The 19th Century Terraced House
Examines the 19th century terraced house, exploring the various forms.
The Georgian idea of treating a row of houses as if it were a palace front, giving the central houses columned fronts under a shared pediment, appeared first in London’s Grosvenor Square (1727 onwards; rebuilt) and in Bath’s Queen Square (1729 onwards). Early terraces were also built by the two John Woods in Bath and under the direction of John Nash in Regent’s Park, London, and the name was picked up by speculative builders like Thomas Cubitt and soon became commonplace. It is far from being the case that terraced houses were only built for people of limited means, and this is especially true in London, where some of the wealthiest people in the country owned terraced houses in locations such as Belgrave Square and Carlton House Terrace.

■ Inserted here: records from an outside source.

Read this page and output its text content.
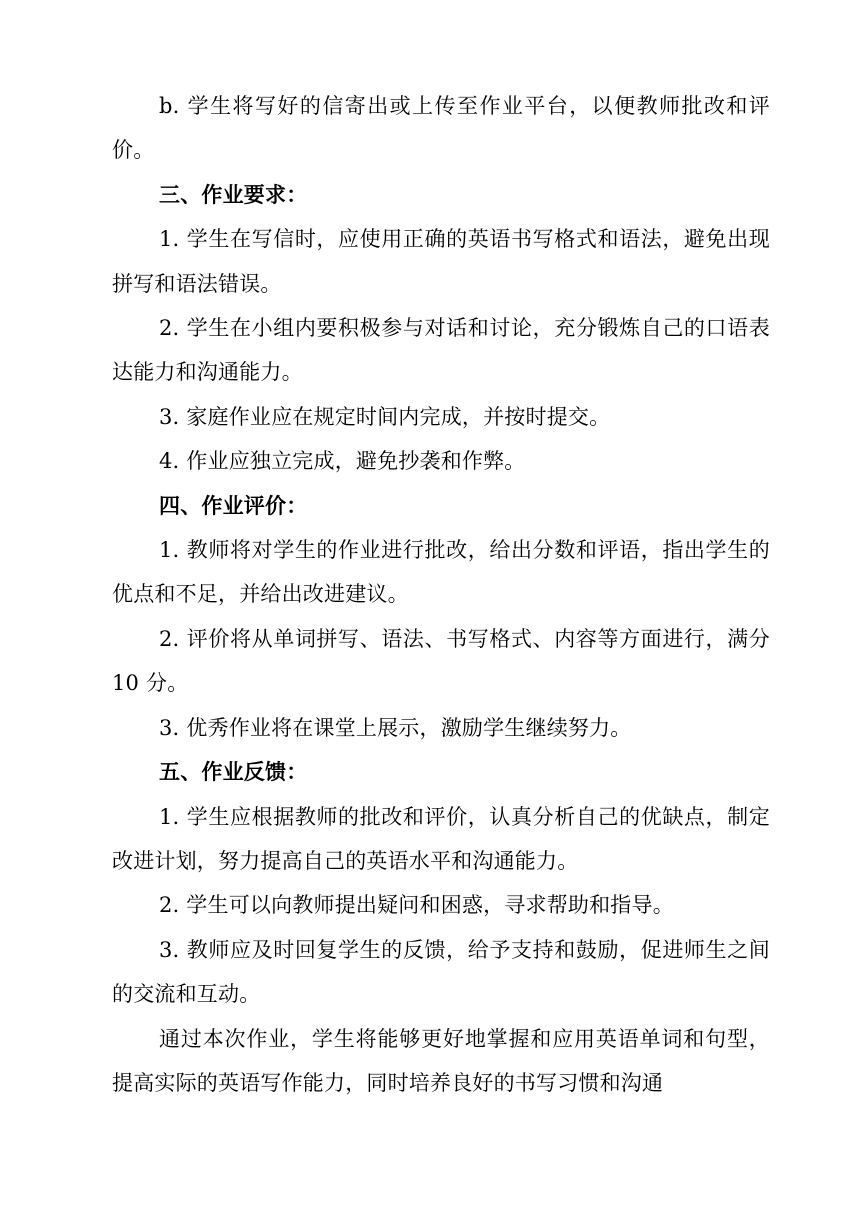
b. 学生将写好的信寄出或上传至作业平台，以便教师批改和评价。

三、作业要求：

1. 学生在写信时，应使用正确的英语书写格式和语法，避免出现拼写和语法错误。

2. 学生在小组内要积极参与对话和讨论，充分锻炼自己的口语表达能力和沟通能力。

3. 家庭作业应在规定时间内完成，并按时提交。

4. 作业应独立完成，避免抄袭和作弊。

四、作业评价：

1. 教师将对学生的作业进行批改，给出分数和评语，指出学生的优点和不足，并给出改进建议。

2. 评价将从单词拼写、语法、书写格式、内容等方面进行，满分 10 分。

3. 优秀作业将在课堂上展示，激励学生继续努力。

五、作业反馈：

1. 学生应根据教师的批改和评价，认真分析自己的优缺点，制定改进计划，努力提高自己的英语水平和沟通能力。

2. 学生可以向教师提出疑问和困惑，寻求帮助和指导。

3. 教师应及时回复学生的反馈，给予支持和鼓励，促进师生之间的交流和互动。

通过本次作业，学生将能够更好地掌握和应用英语单词和句型，提高实际的英语写作能力，同时培养良好的书写习惯和沟通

During the Industrial Revolution Britain became the world’s first industrial power. This had major social consequences. Britain’s towns and cities expanded dramatically as people flooded in looking for work. The great influx of people created a demand for housing that far exceeded the existing supply, resulting in huge overcrowding. However, the Victorians passed a series of social reforms to mitigate the effects. Faced with the problem of housing the new industrial classes, terraced housing developed as a solution to the overcrowding. Terraced housing consists of long rows of small houses of repeating design. Each house shares a wall with the two neighbouring houses – this was economical because it saved materials.
Terraces were built in industrial areas near to factories, pits, shipyards and so on. This meant that workers did not have to walk far to work. In fact, many industrialists built terraces to house their workers. For example, Lord Armstrong built the township of Elswick in Newcastle Upon Tyne. Armstrong’s Elswick works employed 20,000 people. It may seem very generous and benevolent to provide housing for your workers, but Armstrong did it for his own reasons. It created a stable community on his doorstep, and thereby ensured a secure workforce. Victorian philanthropy was often self-serving.
Each part of the country developed its own form of terraced housing. For example, Leeds and West Yorkshire have back-to-back housing, in which houses share a rear wall. Birmingham also has examples of back-to-back housing. The houses were literally built ‘back to back’ one room deep. The typical back-to-back house has three rooms, one above the other. Because three of the four walls were shared, they were difficult to ventilate. This housing type became notorious for squalor, disease and poverty due to its cramped design and poor sanitation.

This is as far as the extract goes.